A few days ago, I went to use my pc and the sound wasn't on. I though some of the volume controls may have been down or something may have been muted, but going into Control Panel, then Device Manager (this is Windows XP btw) I found all volume controls up and nothing muted. At this point it still showed my soundcard--E-MU 0404. I uninstalled the drivers, then reinstalled them and still nothing. I uninstalled the card and reinstalled it. The first time I did this, "new hardware added" appeared, but I was still unable to get it to work. I retried it and now Windows isn't even showing the card at all. I've run Everest Home diagnostic software and that shows an Audigy 2 as my sound processor, which I'm nearly 100 percent sure is what the E-MU platform is.
Anyway, the bottom line is, I've got no sound, and now, no sound card found by Windows. I've already ordered a new sound card, but now I'm worried that it's something else that's causing it, like a corrupt OS file or something. Any help would be appreciated.
Google MS UAA to catch up but some sound cards require MS UAA to be installed first or else no sound.
My sound card has been working fine for five years or so. It should still work unless something has gone wrong with Windows recognizing it, or something is wrong with the card itself.
1. Look at http://s175.photobucket.com/albums/w146/rproffitt2000/?action=view¤t=WMP_Speaker_NOT.jpg
Many didn't know that Windows, Windows Media Player have a way to send the sound to places like that. Check your settings.
2. Another common failure point is when people install a driver update from Microsoft. Fixes range from Driver Rollback, System Restore to when it worked to a full reload of the OS and drivers. Sadly some want it fixed without a reload but that means they had better be good diagnosticians and hope they remember what changes they made. Some exclaim they didn't change it but we find the MSFT driver! Go figure how that got put on.
3. And the test. Since hardware can fail, I always keep the bootable OS handy so I can test without installing an OS. I use UBUNTU for that. To write more I would be duplicating the web so I'll stop here.
Bob
Hey thanks Bob. I'm still getting no sound. When I go to Control Panel--Sounds and Audio Devices, the Device Volume Control is grayed out and unusable. When I try your solution, I end up at the same place--a box with Device Volume Control in it that is grayed out.
Ok that's helpful.
That means that the driver failed for the same reasons as above. Hardware or drivers.

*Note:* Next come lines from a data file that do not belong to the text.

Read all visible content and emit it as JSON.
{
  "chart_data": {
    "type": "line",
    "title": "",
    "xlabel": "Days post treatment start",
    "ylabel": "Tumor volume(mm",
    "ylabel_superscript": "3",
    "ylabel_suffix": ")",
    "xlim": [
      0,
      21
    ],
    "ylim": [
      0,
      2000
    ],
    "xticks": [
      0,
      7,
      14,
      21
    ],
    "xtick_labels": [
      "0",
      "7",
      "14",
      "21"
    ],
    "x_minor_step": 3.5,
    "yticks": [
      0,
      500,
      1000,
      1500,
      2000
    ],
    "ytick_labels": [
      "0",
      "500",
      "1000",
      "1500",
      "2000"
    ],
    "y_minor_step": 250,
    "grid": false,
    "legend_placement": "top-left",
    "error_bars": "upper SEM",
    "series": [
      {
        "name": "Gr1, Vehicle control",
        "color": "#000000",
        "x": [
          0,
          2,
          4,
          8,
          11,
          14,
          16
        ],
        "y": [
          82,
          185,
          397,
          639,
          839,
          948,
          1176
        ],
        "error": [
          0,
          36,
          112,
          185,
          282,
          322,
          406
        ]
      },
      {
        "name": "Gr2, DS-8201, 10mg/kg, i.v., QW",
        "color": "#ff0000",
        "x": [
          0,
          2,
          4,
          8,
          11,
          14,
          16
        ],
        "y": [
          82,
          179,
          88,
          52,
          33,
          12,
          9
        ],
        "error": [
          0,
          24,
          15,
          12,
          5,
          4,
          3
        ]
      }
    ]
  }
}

Remember that fixing is not a sure thing. I often do the Live Linux CD test since I don't want to install the OS but need to test the hardware.
It's time to test the hardware. Sure you could try installing the drivers, removing items from the device manager and so on but if it's dead all that would be a WOT.
Test it.
Bob
PS. If it fails, new audio cards, even an USB one is under 10 bucks.
I've already ordered a new card, but I needed a specialty card since I'm a musician. The one I ordered is around $90. Still, I will try to do as you suggest and test the card, especially since I don't want the new one to get here and find out that it won't work either.